The panel was expected to hold markups next week on the Transportation-HUD spending bill, according to Sen. Susan Collins (R-Maine), and the Legislative Branch spending bill, according to Sen. Jack Reed (D-R.I.). Collins is the ranking member of the Transportation-HUD Subcommittee and Reed is the chairman of the Legislative Branch Subcommittee.

Republicans planned to attend the markups and vote against the bills, after briefly considering a boycott, Vice Chairman Richard Shelby (R-Ala.) told reporters Tuesday.

Tilton’s statement said the markups were put off because Republicans decided to “block movement.” He declined to say whether that referred to an anticipated boycott of the markups or simply Republican opposition to the bills.

“Republicans were planning to go to markup but would have simply voted ‘no’ on the bills, in the same way that the Democrats did previously,” Blair Taylor, spokeswoman for Shelby, said in a statement.

Taylor said Republicans have been “stonewalled in efforts to negotiate a deal on defense/non-defense spending.”

“Democrats have refused a productive FY22 process by blocking all efforts to reach an agreement on topline numbers, policy riders, and poison pills,” Taylor said. “It is clear to everyone involved that having an agreement on those things is the only path to success in the Senate.”

The Appropriations Committee is evenly divided between the two parties. In the event of a tie vote in the full committee, under the Senate’s power-sharing agreement, Leahy could transmit a notice to the Senate and Majority Leader Chuck Schumer (D-N.Y.) could seek to bring the bill to the floor through a motion to discharge, which would be subject to four hours of debate.

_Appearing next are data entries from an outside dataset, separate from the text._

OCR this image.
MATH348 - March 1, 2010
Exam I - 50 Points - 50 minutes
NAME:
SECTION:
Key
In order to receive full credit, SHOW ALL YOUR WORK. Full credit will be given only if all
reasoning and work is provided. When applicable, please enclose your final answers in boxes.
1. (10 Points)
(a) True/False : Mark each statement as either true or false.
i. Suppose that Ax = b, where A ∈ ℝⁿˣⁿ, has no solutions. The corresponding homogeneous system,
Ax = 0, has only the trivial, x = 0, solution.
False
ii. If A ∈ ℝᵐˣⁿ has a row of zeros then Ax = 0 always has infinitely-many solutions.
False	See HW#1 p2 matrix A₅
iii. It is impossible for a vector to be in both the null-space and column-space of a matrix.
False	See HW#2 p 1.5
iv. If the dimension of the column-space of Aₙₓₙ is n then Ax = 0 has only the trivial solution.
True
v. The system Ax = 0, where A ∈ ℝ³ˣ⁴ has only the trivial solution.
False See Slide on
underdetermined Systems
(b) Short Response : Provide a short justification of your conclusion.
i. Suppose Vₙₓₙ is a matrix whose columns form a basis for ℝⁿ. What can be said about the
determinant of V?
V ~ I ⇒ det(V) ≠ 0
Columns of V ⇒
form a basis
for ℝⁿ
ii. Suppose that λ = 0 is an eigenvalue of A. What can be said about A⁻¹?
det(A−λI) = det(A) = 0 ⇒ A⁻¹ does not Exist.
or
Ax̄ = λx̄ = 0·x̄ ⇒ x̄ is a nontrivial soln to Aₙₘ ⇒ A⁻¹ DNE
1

Senate appropriators marked up three bills in August, advancing the Agriculture-FDA (S. 2599), Energy and Water (S. 2605), and Military Construction-VA (S. 2604) spending bills by 25-5 votes. But Republicans warned appropriations bills wouldn’t pass on the floor without a broader agreement on defense and nondefense spending levels.

Leahy has called for bipartisan, bicameral negotiations on top-line spending levels, but also thinks appropriators should continue working on their bills despite the lack of an agreement, Tilton said in the statement.

“The Chairman has been working across the aisle for months now to draft additional bipartisan bills that could have, and should have, been reported from the Appropriations committee with majority votes,” Tilton said. “He has been calling for bipartisan, bicameral, negotiations, to establish topline spending between defense and nondefense programs, and he will continue to press for progress on this front. But the Committee has work to do in the meantime and it should be doing it.”